# Thread: Intersections of 2 lines

1. ## Intersections of 2 lines

Ok in this question, I can't draw graphs or use a calculator (I'm really wishing I could) but I need to find the intersection(s) of $y=\sqrt{x}$ and y=-x+2

I keep getting (1,4) or (1,2) but the answer is actually (1,1) so I'm not sure how to get to it?

2. In the problem, the equations are
y = sqrt(x) Which can be written as
y^2 = x.
Substitute this value in the second equation. You get
y = -y^2 + 2
Or
y^2 + y - 2 = 0
If you factorize yoy get
( y - 1 )( y + 2 ) = 0
Or y = -2 or y = 1.
Since y = sqrt(x), y cannot be negative.
So y = 1 and x = 1.

3. How did you get "(1, 4) or (1, 2)"? If x= 1 then y= -x+ 2= -1+ 2= 1, not either 4 or 2. Similarly, if x= 1, $y= \sqrt{x}= \sqrt{1}= 1$.

I would have done that a slightly different way. Since $y= \sqrt{x}$ and y= -x+ 2, $\sqrt{x}= -x+ 2$ (because they are both equal to y). Now square both sides. $x= (-x+ 2)^2= x^2- 4x+ 4$ so that $x^2- 5x+ 4= 0$. Notice that that is an equation for x where sa-ri-ga-ma got an equation for y.

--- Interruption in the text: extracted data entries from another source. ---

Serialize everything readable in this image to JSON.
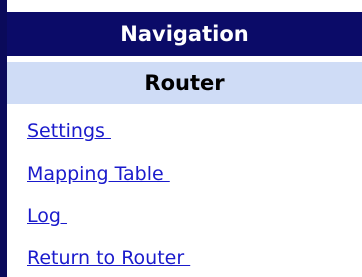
{
  "navigation": {
    "title": "Navigation",
    "section": "Router",
    "links": [
      {
        "label": "Settings "
      },
      {
        "label": "Mapping Table "
      },
      {
        "label": "Log "
      },
      {
        "label": "Return to Router "
      }
    ]
  },
  "colors": {
    "header_bg": "#0b0b68",
    "section_bg": "#cfdcf6",
    "link": "#1a1acc"
  }
}
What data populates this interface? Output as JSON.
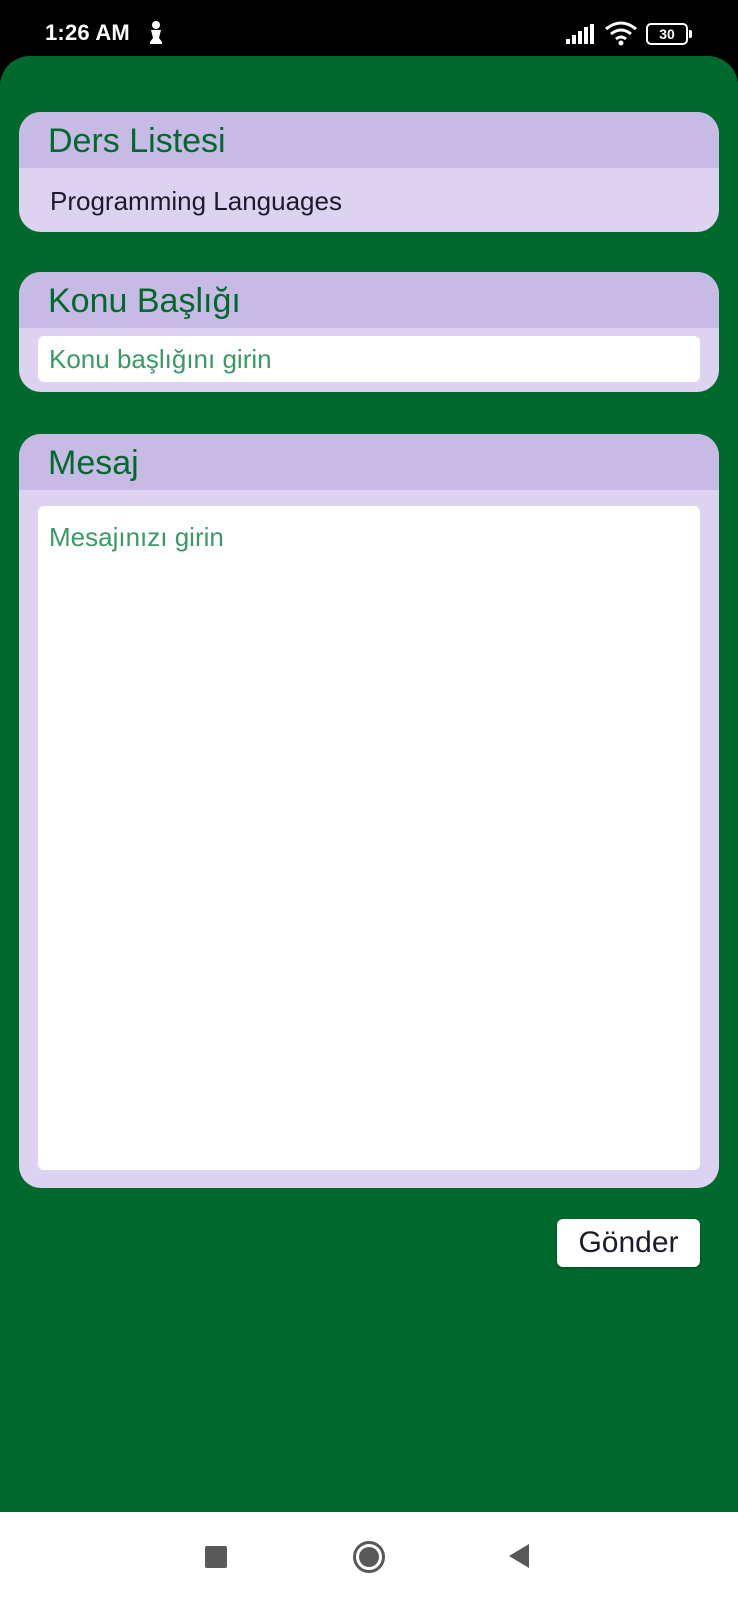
{
  "status_bar": {
    "time": "1:26 AM",
    "battery": "30",
    "icons": [
      "person-icon",
      "signal-icon",
      "wifi-icon",
      "battery-icon"
    ]
  },
  "ders_listesi": {
    "label": "Ders Listesi",
    "selected": "Programming Languages"
  },
  "konu_basligi": {
    "label": "Konu Başlığı",
    "placeholder": "Konu başlığını girin",
    "value": ""
  },
  "mesaj": {
    "label": "Mesaj",
    "placeholder": "Mesajınızı girin",
    "value": ""
  },
  "send_button": {
    "label": "Gönder"
  },
  "nav_bar": {
    "icons": [
      "recents-square-icon",
      "home-circle-icon",
      "back-triangle-icon"
    ]
  },
  "colors": {
    "background": "#00692e",
    "card": "#ddd3f1",
    "card_header": "#c7bae5",
    "label": "#00692e",
    "placeholder": "#3a9a66"
  }
}
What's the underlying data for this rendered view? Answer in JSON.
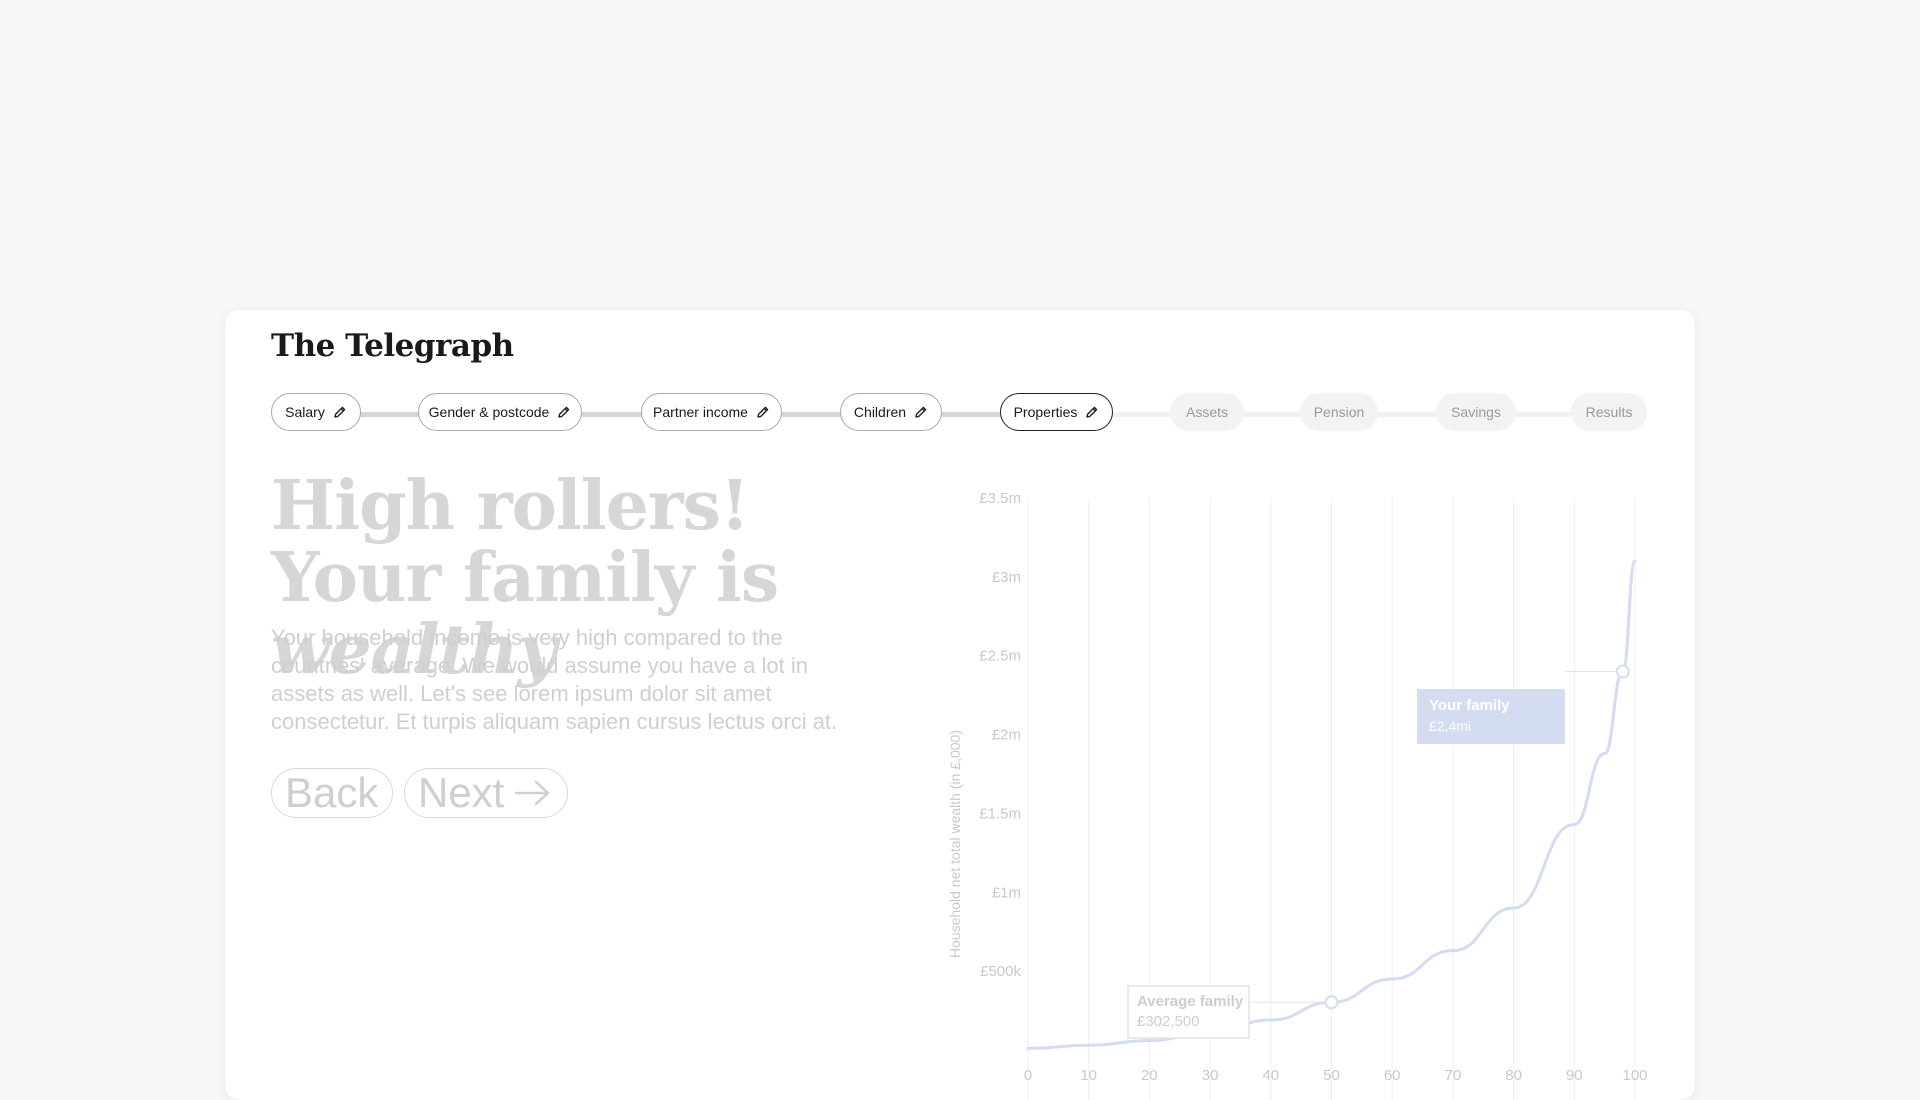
{
  "brand": {
    "logo_text": "The Telegraph"
  },
  "stepper": {
    "steps": [
      {
        "label": "Salary",
        "state": "done",
        "icon": "pencil-icon"
      },
      {
        "label": "Gender & postcode",
        "state": "done",
        "icon": "pencil-icon"
      },
      {
        "label": "Partner income",
        "state": "done",
        "icon": "pencil-icon"
      },
      {
        "label": "Children",
        "state": "done",
        "icon": "pencil-icon"
      },
      {
        "label": "Properties",
        "state": "current",
        "icon": "pencil-icon"
      },
      {
        "label": "Assets",
        "state": "todo"
      },
      {
        "label": "Pension",
        "state": "todo"
      },
      {
        "label": "Savings",
        "state": "todo"
      },
      {
        "label": "Results",
        "state": "todo"
      }
    ]
  },
  "main": {
    "headline_part1": "High rollers! Your family is",
    "headline_emph": "wealthy",
    "description": "Your household income is very high compared to the countries' average. We would assume you have a lot in assets as well. Let's see lorem ipsum dolor sit amet consectetur. Et turpis aliquam sapien cursus lectus orci at.",
    "back_label": "Back",
    "next_label": "Next",
    "next_icon": "arrow-right-icon"
  },
  "colors": {
    "accent": "#d4dcf2",
    "line": "#d4dcf2",
    "muted_text": "#cfcfcf",
    "axis_text": "#c9c9c9"
  },
  "chart_data": {
    "type": "line",
    "ylabel": "Household net total wealth (in £,000)",
    "xlabel": "",
    "ylim": [
      0,
      3500000
    ],
    "xlim": [
      0,
      100
    ],
    "y_ticks": [
      {
        "value": 500000,
        "label": "£500k"
      },
      {
        "value": 1000000,
        "label": "£1m"
      },
      {
        "value": 1500000,
        "label": "£1.5m"
      },
      {
        "value": 2000000,
        "label": "£2m"
      },
      {
        "value": 2500000,
        "label": "£2.5m"
      },
      {
        "value": 3000000,
        "label": "£3m"
      },
      {
        "value": 3500000,
        "label": "£3.5m"
      }
    ],
    "x_ticks": [
      0,
      10,
      20,
      30,
      40,
      50,
      60,
      70,
      80,
      90,
      100
    ],
    "grid": true,
    "series": [
      {
        "x": [
          0,
          10,
          20,
          30,
          40,
          50,
          60,
          70,
          80,
          90,
          95,
          98,
          100
        ],
        "y": [
          10000,
          30000,
          60000,
          110000,
          190000,
          302500,
          450000,
          630000,
          900000,
          1430000,
          1880000,
          2400000,
          3100000
        ]
      }
    ],
    "annotations": [
      {
        "title": "Your family",
        "value_label": "£2,4mi",
        "x": 98,
        "y": 2400000,
        "style": "filled"
      },
      {
        "title": "Average family",
        "value_label": "£302,500",
        "x": 50,
        "y": 302500,
        "style": "outline"
      }
    ]
  }
}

$x^2- 5x+ 4= (x- 4)(x- 1)= 0$ gives x= 4 and x= 1. If x= 4, y= -x+ 2= -4+ 2= -2. But $y= \sqrt{x}$ cannot be negative so that is NOT a solution. If x= 1, y= -1+ 2= 1. The graphs intersect at (1, 1).

4. ## :D

Note the the line of function y=sqrt(x) OR $y= \sqrt{x}$ is "cut-off" at the y=0, it's because y can't be less than zero due to $y=\sqrt{x}$.